Figure 6 shows SEM images of the Sm–Co–Fe ternary alloys for different Fe contents after aging for 12 h at 1143 °C. As shown in Figure 6a, only two regions (corresponding to the Sm₂(Co,Fe)₁₇ and SmCo₅ phases) were observed when the Sm and Fe contents were 25.5 wt.% and 19 wt.%, respectively. As shown in Figure 6b, the same results were observed when the Fe content was 21 wt.%; additionally, the region with the SmCo₅ phase decreased as the Fe content increased. As shown in Figure 6c, regions with the Sm₂(Co,Fe)₁₇ and Sm₂Co₇ phases were observed after aging when the Fe content was 23 wt.%, and no SmCo₅ phase was present. The presence of the SmCo₅ phase in the solidified samples before aging was mainly due to the rapid cooling during the cooling process of the alloy liquid, resulting in significant undercooling, which is a non-equilibrium solidification process.

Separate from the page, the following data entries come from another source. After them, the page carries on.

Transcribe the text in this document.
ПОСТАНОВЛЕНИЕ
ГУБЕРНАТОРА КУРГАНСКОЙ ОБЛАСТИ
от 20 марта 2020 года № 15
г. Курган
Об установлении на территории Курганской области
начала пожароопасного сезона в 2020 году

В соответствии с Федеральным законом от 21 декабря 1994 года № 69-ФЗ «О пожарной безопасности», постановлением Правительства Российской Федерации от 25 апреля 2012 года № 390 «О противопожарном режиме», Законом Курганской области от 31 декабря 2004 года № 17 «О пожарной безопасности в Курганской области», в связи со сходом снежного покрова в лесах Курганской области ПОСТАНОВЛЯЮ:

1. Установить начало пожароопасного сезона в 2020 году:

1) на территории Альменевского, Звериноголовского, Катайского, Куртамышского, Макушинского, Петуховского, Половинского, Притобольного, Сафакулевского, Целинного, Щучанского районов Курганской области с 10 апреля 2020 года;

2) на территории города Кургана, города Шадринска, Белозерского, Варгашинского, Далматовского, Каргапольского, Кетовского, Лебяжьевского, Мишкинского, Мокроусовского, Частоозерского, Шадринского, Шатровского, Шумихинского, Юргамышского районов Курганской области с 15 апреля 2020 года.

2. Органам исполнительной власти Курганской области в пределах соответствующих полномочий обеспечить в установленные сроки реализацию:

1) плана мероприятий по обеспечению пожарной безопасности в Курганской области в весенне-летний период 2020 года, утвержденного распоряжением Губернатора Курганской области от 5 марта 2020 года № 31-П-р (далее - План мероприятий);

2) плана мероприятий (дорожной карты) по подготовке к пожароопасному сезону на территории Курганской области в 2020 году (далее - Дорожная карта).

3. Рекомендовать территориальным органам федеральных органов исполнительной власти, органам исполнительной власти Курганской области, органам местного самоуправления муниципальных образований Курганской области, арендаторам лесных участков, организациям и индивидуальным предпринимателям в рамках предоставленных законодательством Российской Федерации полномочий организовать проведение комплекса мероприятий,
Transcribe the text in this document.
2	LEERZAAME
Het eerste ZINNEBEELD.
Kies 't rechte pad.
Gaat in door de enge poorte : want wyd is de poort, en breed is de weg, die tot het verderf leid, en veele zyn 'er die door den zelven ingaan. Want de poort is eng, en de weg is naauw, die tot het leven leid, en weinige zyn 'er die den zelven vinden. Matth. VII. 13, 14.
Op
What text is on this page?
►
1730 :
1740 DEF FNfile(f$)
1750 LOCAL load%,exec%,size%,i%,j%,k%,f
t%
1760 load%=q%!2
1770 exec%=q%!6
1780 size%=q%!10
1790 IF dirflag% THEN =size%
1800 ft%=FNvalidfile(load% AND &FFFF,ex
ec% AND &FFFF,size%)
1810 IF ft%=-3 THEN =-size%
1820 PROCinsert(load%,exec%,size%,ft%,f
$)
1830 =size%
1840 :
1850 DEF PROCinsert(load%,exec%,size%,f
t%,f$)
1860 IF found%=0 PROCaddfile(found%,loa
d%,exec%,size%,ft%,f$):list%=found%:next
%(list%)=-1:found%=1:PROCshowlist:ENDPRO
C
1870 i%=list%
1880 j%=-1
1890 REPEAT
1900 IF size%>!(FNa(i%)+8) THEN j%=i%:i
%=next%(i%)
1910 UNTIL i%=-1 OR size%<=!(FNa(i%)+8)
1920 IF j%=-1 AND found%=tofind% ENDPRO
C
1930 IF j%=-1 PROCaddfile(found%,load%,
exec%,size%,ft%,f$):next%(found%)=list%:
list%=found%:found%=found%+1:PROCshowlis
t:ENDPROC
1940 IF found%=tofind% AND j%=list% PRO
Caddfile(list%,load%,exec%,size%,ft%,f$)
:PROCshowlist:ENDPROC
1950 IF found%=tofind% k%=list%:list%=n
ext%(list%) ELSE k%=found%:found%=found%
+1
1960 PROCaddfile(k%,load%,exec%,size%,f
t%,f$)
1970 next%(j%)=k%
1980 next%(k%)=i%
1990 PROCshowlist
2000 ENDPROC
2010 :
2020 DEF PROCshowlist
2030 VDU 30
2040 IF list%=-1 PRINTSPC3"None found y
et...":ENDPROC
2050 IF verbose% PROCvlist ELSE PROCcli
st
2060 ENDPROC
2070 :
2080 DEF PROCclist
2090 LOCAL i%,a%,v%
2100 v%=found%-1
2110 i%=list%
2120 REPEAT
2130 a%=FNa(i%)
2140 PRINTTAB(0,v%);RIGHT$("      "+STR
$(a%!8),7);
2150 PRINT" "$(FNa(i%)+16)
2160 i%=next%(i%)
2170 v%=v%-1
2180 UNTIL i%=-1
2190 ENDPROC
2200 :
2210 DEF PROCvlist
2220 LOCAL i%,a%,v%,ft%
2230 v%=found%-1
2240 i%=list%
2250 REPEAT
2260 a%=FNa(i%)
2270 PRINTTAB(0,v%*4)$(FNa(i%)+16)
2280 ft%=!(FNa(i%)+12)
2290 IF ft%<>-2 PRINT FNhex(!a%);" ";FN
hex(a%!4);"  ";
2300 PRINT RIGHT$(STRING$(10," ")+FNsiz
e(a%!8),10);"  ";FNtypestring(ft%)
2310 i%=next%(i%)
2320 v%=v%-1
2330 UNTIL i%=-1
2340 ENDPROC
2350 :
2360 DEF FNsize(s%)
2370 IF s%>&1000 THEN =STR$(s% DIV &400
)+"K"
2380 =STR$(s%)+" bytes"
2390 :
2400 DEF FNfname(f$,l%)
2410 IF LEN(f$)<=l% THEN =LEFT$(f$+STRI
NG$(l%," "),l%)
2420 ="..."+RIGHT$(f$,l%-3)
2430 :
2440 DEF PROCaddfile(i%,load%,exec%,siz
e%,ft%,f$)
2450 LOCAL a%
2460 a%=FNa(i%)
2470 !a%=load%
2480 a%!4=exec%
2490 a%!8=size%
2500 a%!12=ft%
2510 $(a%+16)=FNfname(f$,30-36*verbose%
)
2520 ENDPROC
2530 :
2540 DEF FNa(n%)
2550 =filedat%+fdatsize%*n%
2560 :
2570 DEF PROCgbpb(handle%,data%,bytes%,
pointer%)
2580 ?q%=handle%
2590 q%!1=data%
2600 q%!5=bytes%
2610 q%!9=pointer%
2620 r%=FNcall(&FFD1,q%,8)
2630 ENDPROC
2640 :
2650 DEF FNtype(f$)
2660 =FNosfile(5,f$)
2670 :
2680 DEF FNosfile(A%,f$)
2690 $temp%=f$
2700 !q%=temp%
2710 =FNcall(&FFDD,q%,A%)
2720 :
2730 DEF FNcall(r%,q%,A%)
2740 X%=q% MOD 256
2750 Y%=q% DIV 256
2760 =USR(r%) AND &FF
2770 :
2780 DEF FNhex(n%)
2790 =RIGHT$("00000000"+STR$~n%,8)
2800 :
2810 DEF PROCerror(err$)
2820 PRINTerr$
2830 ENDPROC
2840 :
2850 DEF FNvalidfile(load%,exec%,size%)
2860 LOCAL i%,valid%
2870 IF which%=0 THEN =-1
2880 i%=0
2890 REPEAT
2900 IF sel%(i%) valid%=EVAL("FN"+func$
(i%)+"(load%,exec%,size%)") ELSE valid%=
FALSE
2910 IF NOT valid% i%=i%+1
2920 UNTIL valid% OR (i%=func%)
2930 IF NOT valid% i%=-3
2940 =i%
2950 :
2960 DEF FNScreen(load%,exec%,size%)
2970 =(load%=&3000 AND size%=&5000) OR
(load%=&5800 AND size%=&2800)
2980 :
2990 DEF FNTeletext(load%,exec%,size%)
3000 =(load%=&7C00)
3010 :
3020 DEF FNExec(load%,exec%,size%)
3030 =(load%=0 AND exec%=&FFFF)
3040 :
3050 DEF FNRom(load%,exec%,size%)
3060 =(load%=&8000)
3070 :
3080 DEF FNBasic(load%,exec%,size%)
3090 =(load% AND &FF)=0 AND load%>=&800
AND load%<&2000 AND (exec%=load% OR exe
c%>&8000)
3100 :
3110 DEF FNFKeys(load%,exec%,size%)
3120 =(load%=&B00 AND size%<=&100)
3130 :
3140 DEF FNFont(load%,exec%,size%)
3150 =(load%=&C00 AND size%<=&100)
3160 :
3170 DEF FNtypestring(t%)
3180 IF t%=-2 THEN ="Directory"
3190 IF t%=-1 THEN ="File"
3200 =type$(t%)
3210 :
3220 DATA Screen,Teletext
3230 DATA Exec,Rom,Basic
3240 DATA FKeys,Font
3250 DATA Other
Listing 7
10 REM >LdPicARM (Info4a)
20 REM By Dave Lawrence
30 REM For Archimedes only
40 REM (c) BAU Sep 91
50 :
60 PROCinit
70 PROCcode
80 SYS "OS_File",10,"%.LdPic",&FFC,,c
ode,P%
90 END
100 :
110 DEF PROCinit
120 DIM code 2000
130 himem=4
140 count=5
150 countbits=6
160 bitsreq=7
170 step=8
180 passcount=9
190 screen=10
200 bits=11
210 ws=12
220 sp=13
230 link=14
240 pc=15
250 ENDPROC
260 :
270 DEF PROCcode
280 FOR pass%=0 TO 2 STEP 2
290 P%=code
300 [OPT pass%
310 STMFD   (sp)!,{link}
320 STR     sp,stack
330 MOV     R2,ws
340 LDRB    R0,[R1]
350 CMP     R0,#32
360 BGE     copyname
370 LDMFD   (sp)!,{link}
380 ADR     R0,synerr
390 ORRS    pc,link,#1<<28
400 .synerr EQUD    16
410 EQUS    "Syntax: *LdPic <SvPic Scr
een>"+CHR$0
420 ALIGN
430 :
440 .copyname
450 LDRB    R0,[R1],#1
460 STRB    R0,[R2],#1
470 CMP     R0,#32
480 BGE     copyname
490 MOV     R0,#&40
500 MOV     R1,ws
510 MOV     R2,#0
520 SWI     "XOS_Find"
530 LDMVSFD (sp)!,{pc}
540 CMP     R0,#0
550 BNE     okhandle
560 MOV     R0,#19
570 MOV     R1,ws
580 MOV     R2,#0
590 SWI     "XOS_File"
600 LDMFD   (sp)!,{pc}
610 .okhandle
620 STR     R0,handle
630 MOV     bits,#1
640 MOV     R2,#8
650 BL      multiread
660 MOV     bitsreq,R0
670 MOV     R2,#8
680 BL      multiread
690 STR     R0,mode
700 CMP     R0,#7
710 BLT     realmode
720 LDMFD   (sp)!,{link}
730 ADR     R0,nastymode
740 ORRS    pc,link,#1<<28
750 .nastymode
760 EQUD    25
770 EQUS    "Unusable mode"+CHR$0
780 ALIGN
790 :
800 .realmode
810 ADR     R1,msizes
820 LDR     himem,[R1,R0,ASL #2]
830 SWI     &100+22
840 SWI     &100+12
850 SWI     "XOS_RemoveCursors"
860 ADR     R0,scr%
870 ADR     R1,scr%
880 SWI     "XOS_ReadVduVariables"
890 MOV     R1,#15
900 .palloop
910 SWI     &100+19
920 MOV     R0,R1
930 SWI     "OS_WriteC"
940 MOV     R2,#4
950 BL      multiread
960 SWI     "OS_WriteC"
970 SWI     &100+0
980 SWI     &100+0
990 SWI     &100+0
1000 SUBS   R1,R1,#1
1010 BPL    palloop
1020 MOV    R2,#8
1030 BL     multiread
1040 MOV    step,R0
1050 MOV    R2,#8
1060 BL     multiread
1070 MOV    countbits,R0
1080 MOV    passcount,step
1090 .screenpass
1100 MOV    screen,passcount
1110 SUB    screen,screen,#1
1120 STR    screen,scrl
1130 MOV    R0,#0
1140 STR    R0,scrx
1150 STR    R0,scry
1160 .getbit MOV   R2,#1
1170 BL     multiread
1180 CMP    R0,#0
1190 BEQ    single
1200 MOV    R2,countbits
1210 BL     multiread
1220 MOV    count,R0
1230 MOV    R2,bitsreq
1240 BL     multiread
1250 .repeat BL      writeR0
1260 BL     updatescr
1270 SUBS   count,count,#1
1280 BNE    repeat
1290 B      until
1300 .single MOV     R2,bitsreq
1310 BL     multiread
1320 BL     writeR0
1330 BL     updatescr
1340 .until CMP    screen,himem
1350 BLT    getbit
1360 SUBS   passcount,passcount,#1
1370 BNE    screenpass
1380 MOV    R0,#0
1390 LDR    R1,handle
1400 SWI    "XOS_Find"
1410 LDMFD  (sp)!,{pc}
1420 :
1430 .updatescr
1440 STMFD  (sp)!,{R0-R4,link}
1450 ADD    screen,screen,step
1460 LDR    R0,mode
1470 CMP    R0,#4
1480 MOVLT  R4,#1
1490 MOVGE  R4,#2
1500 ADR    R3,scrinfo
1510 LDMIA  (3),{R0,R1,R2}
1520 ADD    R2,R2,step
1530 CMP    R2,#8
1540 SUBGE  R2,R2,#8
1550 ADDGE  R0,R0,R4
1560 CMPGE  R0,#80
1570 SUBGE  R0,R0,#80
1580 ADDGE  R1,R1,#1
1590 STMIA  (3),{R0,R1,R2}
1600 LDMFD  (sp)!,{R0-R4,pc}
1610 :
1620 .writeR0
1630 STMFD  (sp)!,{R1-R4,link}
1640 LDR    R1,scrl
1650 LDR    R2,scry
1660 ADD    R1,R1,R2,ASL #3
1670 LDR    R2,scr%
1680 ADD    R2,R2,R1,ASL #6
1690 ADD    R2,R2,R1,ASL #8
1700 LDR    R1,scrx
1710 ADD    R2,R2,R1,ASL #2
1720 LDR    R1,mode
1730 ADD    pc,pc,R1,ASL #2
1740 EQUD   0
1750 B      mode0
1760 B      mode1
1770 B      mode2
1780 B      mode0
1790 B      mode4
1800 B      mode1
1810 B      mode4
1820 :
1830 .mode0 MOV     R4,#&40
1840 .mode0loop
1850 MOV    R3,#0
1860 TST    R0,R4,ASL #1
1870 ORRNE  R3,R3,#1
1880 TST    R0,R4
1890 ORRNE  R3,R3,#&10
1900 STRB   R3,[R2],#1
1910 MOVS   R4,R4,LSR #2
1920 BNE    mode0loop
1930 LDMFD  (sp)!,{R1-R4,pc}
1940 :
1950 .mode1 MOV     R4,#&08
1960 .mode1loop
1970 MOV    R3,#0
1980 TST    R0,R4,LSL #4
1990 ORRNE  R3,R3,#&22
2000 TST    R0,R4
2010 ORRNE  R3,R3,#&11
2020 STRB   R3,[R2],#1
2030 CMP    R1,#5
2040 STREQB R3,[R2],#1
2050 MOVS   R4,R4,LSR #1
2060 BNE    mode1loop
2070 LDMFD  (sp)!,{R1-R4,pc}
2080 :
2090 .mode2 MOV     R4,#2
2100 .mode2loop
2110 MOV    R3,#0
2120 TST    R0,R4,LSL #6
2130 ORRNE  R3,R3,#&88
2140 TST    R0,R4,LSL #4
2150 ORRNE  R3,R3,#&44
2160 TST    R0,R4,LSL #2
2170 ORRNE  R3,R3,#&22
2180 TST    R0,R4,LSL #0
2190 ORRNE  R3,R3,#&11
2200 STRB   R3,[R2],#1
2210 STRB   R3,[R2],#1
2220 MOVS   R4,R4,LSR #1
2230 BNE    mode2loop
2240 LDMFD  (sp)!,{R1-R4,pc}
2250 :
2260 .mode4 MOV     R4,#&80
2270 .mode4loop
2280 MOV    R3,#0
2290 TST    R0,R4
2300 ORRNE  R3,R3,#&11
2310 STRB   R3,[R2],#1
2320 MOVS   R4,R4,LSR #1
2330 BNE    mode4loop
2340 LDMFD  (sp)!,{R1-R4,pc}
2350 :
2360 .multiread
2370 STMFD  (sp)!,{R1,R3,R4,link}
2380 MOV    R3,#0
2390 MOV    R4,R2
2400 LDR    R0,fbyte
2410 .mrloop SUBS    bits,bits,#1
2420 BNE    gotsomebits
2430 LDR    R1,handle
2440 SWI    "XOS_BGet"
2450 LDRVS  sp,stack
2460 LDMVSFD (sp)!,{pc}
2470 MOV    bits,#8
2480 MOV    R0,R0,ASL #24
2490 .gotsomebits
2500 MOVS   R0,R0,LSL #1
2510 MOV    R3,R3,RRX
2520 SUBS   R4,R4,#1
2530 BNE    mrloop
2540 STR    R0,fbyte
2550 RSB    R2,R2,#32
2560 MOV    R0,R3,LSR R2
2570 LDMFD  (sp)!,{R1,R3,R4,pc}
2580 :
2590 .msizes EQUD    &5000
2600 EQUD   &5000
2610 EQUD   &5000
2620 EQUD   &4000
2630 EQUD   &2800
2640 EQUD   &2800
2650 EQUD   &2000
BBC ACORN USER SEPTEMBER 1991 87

The alloy with an Fe content of 23 wt.% crossed the SmCo₅ phase, leading to the existence of the SmCo₅ phase. As shown in Figure 6d, the results obtained for an Fe content of 25 wt.% after aging were consistent with those observed for an Fe content of 23 wt.%. This observation corroborates the thermodynamic phase diagram calculations shown in Figure 5.

4. Conclusions

In this study, Sm–Co–Fe ternary alloys with different Fe contents were prepared using a non-consumable vacuum arc furnace. Further, their phase changes during solidification and aging processes were investigated by varying the Fe content. The results of this study are summarized below.

Cai Li’s modified Miedema model was combined with the Toop geometric model and used to calculate the mixing enthalpies of liquid Sm–Co–Fe alloys. For the Sm_25.5Co_balFe_x (x = 19, 21, 23, and 25 wt.%) alloys, the mixing enthalpy was below −12.9 kJ/mol, indicating strong atomic interactions and a tendency for intermetallic compound formation.

Solidification experiments showed that when the Sm content and Fe contents were 25.5 wt.% and 19 wt.%, respectively, Sm₂(Co,Fe)₁₇, SmCo₅, Sm₂Co₇ and Sm(Co,Fe)₃ phases were predominantly present in the alloys. When the Fe content increased, the region corresponding to the SmCo₅ phase gradually decreased; additionally, when the Fe content was 25 wt.%, the region corresponding to the SmCo₅ phase disappeared.

The Thermo-Calc software results indicated that the region where the Sm₂(Co,Fe)₁₇ and SmCo₅ phases co-existed decreased when the Fe content increased; additionally, when the Fe content was 25 wt.%, this region disappeared. These results agreed with the results obtained using alloy samples with different Fe contents after aging.

The SmCo₅ phase existed when the Fe content was 23 wt.% under solidification in a water-cooled copper mold, mainly due to the rapid cooling of the liquid, which caused it to pass through the SmCo₅ phase region, resulting in the presence of the SmCo₅ phase. This was a non-equilibrium solidification process. After aging, the composition reached equilibrium, and the SmCo₅ phase disappeared.